A Terrifying Experience at a Kosher Restaurant in Rome by Adina Ehrlich
[My neighbor and dear friend, Adina Ehrlich, is on vacation in Italy with her husband and 5 kids. When I wrote to ask how her trip is going, she sent me the following surprising story]:
Italy is good B”H. But tonight we had such a terrible scare.
We were sitting in a kosher restaurant waiting for our meal to come out. It was packed with all sorts of Jews, mostly Europeans but also Americans and Israelis. I remember thinking that if I’d seen many of these other customers on the street, I wouldn’t have had any idea they were even Jewish, let alone kept kosher. It felt so beautiful, having Jewish people all together, as one.
And then suddenly we heard screaming and loud banging.
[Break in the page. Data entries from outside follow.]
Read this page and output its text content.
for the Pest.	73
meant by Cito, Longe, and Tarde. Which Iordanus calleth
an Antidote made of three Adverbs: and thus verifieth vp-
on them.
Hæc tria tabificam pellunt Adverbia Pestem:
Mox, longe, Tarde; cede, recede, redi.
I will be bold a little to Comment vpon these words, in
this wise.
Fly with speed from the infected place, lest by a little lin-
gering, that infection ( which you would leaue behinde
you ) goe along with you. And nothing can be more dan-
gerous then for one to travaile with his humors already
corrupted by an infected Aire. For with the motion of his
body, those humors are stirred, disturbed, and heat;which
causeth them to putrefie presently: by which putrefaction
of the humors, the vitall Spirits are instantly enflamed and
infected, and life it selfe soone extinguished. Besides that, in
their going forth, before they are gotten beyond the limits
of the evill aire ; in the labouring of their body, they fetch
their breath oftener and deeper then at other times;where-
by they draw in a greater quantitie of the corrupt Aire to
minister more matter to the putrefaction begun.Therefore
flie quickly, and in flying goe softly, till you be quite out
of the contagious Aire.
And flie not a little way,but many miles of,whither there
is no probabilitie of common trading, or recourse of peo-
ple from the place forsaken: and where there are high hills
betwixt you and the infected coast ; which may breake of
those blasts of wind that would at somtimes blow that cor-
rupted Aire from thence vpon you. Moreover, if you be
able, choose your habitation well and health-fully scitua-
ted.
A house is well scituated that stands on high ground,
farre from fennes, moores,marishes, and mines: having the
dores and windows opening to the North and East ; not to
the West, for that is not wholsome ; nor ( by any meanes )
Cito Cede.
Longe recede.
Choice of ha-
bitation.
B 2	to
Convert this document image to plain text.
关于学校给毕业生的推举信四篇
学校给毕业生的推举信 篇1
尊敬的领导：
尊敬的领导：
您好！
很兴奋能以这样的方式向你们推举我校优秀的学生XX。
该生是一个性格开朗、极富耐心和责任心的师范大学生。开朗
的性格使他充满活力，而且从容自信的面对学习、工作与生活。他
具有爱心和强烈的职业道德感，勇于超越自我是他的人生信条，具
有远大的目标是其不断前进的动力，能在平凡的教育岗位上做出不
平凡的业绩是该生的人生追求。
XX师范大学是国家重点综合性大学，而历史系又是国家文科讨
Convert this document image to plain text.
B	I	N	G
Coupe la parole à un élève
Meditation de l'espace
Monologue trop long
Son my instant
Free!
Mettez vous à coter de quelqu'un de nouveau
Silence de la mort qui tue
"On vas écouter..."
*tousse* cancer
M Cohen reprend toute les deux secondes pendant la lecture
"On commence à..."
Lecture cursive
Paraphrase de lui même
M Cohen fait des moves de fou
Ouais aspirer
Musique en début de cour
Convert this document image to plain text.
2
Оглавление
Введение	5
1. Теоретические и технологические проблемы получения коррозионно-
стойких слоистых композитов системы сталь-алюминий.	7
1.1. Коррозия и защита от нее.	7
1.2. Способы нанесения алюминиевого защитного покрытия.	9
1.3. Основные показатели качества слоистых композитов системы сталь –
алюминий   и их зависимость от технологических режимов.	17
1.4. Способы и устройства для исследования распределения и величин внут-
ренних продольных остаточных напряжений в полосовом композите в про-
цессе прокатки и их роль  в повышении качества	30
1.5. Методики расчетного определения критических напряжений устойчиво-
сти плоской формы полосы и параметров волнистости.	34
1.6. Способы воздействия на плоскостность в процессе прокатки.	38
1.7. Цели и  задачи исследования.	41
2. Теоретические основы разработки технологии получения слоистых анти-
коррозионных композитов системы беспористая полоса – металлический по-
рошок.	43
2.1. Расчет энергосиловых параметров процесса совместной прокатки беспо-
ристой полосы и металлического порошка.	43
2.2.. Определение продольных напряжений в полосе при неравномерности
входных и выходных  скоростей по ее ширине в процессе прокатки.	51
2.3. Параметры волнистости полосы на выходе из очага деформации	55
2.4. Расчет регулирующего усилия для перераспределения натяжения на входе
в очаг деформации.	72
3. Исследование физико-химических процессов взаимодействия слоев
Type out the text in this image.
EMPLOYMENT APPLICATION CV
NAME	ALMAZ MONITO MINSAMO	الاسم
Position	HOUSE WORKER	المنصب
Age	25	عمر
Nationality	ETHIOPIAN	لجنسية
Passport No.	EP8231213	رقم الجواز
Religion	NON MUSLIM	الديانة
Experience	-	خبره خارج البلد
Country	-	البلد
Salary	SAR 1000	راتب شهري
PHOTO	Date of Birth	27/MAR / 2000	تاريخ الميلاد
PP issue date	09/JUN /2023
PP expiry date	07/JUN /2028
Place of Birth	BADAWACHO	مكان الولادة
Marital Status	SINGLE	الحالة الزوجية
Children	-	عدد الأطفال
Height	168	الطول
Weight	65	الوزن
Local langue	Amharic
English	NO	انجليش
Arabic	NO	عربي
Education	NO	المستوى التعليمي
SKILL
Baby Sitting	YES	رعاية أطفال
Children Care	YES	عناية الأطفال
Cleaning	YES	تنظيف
People started streaming into the restaurant from the street, plates were smashing, people were falling to the floor, hiding under tables to protect themselves. An elderly woman was so terrified, she fainted. Many people were crying, children and adults as well.
Before I knew it, I’d blacked out, and found myself under the table with my kids, just waiting for a terrorist with a gun or knife to come in and shoot or stab us. I was thinking, this can’t be real. In the calm of Rome. This isn’t possible, this can’t be happening to us. But I suppose that’s how every person in every life-threatening situation feels, this isn’t possible, this happens to other people, not to me.
My children were shouting Tehillim, begging Hashem that everybody should be alright.
And then someone shouted, “It’s not a terror attack!”
It turned out that a thief had snatched a lady’s purse on the street, and panic had ensued.
I felt so grateful to HKB’H that it had just been a thief, but it brought home the trauma of the reality of what we live with as Jews. We live with the knowledge that a terror attack can happen at any time, and we never know where it’s going to come from.
When we got back to our apartment, and we talked about what had happened, [My 12-year-old daughter] Hallel said “Mommy, I want to go home, I don’t feel safe here! I feel safe in israel. We’re supposed to be in Israel.”
[My 10-year-old] Tzvi asked me to bring him his tsitsis to sleep in and for me to say Shema with him. He asked me to put on songs about Hashem. It was a beautiful feeling, we felt so connected with and grateful to Hashem.
I was also struck by how we are such a positive, resilient nation, that after that scary experience we all, more or less, had just picked ourselves up and carried on right away. Jews are sadly used to trauma and going straight back to living right after.
Most of all, I feel grateful for this reality check. Which He orchestrated this so perfectly. A reminder that He is in charge. Thank You Hashem!